According to the Tianjin Daily while on her way to the Temple of the Heavenly Empress, she grew tired and hailed a rickshaw coolie.  Upon arrival she discovered she had no money and told the coolie to wait outside.  Her last words were for the coolie to go in and look for her if she didn’t come out momentarily.  The coolie waited until noon, and then went inside where he found Granny Wang still as stone, holding out ten copper coins and a note thanking the coolie.

She transcended death and became an immortal.  In fox fairy terms, she had reached the ninth tail.

Granny Wang became known as a ‘fox fairy of local fame,’ according to Xiao Feikang’s book The Cult of the Fox.  Her selfless life as a healer and fortuneteller made her a deified representation of female mediums who played active roles in the local community.  The Granny Wang Cult followed soon after her death and both Tianjin and Beijing laid claims to the woman turned goddess.

Photo by C.S. Hagen -- Burning incense in the Temple of the Heavenly Empress

Photo by C.S. Hagen — Burning incense in the Temple of the Heavenly Empress

In Beijing, 1927, according to temple records she revealed her true form beside her own statue at the Mountain of the Marvelous Peak, and a photograph was presumably taken of her.

Tianjiners wouldn’t believe the story.  They had to see the photograph with their own eyes.  Tianjin’s affluent salt merchants, actors and craftsmen guilds and lighting companies established charities to help people make the journey, which in turn embarrassed Beijing as Tianjiners far outnumbered their own cult members.

In a time of rampant disease with little hopes or monies for cures, both Tianjiners and Beijing commoners turned to the supernatural for assistance.  According to some technocrats of the time gods like Granny Wang held real power.
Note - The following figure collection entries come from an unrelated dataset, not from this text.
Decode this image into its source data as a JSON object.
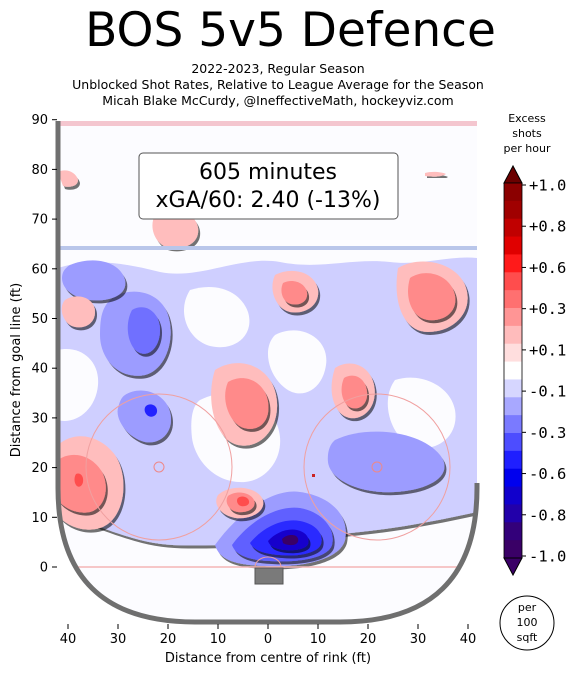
{
  "header": {
    "title": "BOS 5v5 Defence",
    "subtitle_lines": [
      "2022-2023, Regular Season",
      "Unblocked Shot Rates, Relative to League Average for the Season",
      "Micah Blake McCurdy, @IneffectiveMath, hockeyviz.com"
    ]
  },
  "annotation": {
    "minutes": "605 minutes",
    "xga": "xGA/60: 2.40 (-13%)"
  },
  "colorbar": {
    "title_lines": [
      "Excess",
      "shots",
      "per hour"
    ],
    "tick_labels": [
      "+1.0",
      "+0.8",
      "+0.6",
      "+0.3",
      "+0.1",
      "-0.1",
      "-0.3",
      "-0.6",
      "-0.8",
      "-1.0"
    ],
    "tick_values": [
      1.0,
      0.8,
      0.6,
      0.3,
      0.1,
      -0.1,
      -0.3,
      -0.6,
      -0.8,
      -1.0
    ],
    "colors_top_to_bottom": [
      "#8b0000",
      "#a00000",
      "#c00000",
      "#e00000",
      "#ff1a1a",
      "#ff4d4d",
      "#ff7070",
      "#ff9595",
      "#ffbcbc",
      "#ffdede",
      "#ffffff",
      "#d6d6ff",
      "#a8a8ff",
      "#7a7aff",
      "#4d4dff",
      "#1f1fff",
      "#0000ee",
      "#1100cc",
      "#2200aa",
      "#33007a",
      "#3a0066"
    ],
    "unit_note_lines": [
      "per",
      "100",
      "sqft"
    ]
  },
  "chart_data": {
    "type": "heatmap",
    "title": "BOS 5v5 Defence",
    "xlabel": "Distance from centre of rink (ft)",
    "ylabel": "Distance from goal line (ft)",
    "xlim": [
      -42,
      42
    ],
    "ylim": [
      -11,
      90
    ],
    "x_ticks": [
      -40,
      -30,
      -20,
      -10,
      0,
      10,
      20,
      30,
      40
    ],
    "x_tick_labels": [
      "40",
      "30",
      "20",
      "10",
      "0",
      "10",
      "20",
      "30",
      "40"
    ],
    "y_ticks": [
      0,
      10,
      20,
      30,
      40,
      50,
      60,
      70,
      80,
      90
    ],
    "y_tick_labels": [
      "0",
      "10",
      "20",
      "30",
      "40",
      "50",
      "60",
      "70",
      "80",
      "90"
    ],
    "value_range": [
      -1.0,
      1.0
    ],
    "regions": [
      {
        "x": 4,
        "y": 6,
        "value": -1.0
      },
      {
        "x": 4,
        "y": 10,
        "value": -0.6
      },
      {
        "x": -24,
        "y": 44,
        "value": -0.3
      },
      {
        "x": -23,
        "y": 31,
        "value": -0.6
      },
      {
        "x": 30,
        "y": 22,
        "value": -0.3
      },
      {
        "x": -33,
        "y": 53,
        "value": -0.3
      },
      {
        "x": -36,
        "y": 20,
        "value": 0.3
      },
      {
        "x": -10,
        "y": 33,
        "value": 0.3
      },
      {
        "x": 17,
        "y": 35,
        "value": 0.3
      },
      {
        "x": 34,
        "y": 57,
        "value": 0.3
      },
      {
        "x": 4,
        "y": 57,
        "value": 0.3
      },
      {
        "x": -5,
        "y": 13,
        "value": 0.3
      },
      {
        "x": -40,
        "y": 53,
        "value": 0.1
      },
      {
        "x": -19,
        "y": 70,
        "value": 0.1
      },
      {
        "x": -38,
        "y": 79,
        "value": 0.1
      },
      {
        "x": 33,
        "y": 79,
        "value": 0.1
      },
      {
        "x": 12,
        "y": 52,
        "value": 0.1
      }
    ]
  }
}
“Western science, although it cleverly seeks the Way of weishing, [sanitation] does so entirely on the basis of investigating form and material composition,” wrote Zheng Guanying, a comprador and an ardent Taoist student in his book Chinese and Foreign Essentials of Hygiene, 1890.  “It does not understand the marvelous [ability] of non-matter to give rise to matter, or the ability of the formless to give rise to form [wu zhi sheng zhi, wu xing sheng xing].  Will Western physicians ever understand this?  Even though they know about it, they do not believe in it and only find it laughable.  I can only hope that as Western science progresses, in the end it will be able to comprehend the Way of the Immortals.  Those who perfect the [Chinese] art [of self-cultivation] earn merit and virtue and enter the abode of the Immortals. Those who practice it even imperfectly can still avoid calamity and illness and live to an advanced age.  Is this not a wonderfully felicitous thing for the entire world?”

Today, one way of practicing the Way of Immortals is to rub Granny Wang’s hand or foot.  Another method is to respectfully burn black incense over a bag of tealeaves before Granny Wang’s unblinking eyes, and then take the leaves home to drink.  Upon seeing Granny Wang however, salutations must be made.

“Granny Wang the Third, I’ve (name) come to worship you.”

Upon leaving make sure to let her know she is not forgotten.

“Granny Wang the Third, I’m leaving now.  See you next year.”

Tianjin’s streets are safer and cleaner than they were in Granny Wang’s time.  Western medicine has shattered more than superstitions.  It’s ironic, however, that Alexander Fleming invented penicillin in 1928, but Granny Wang – Tianjin’s protective fox fairy – has been curing the sick since the eighteenth century.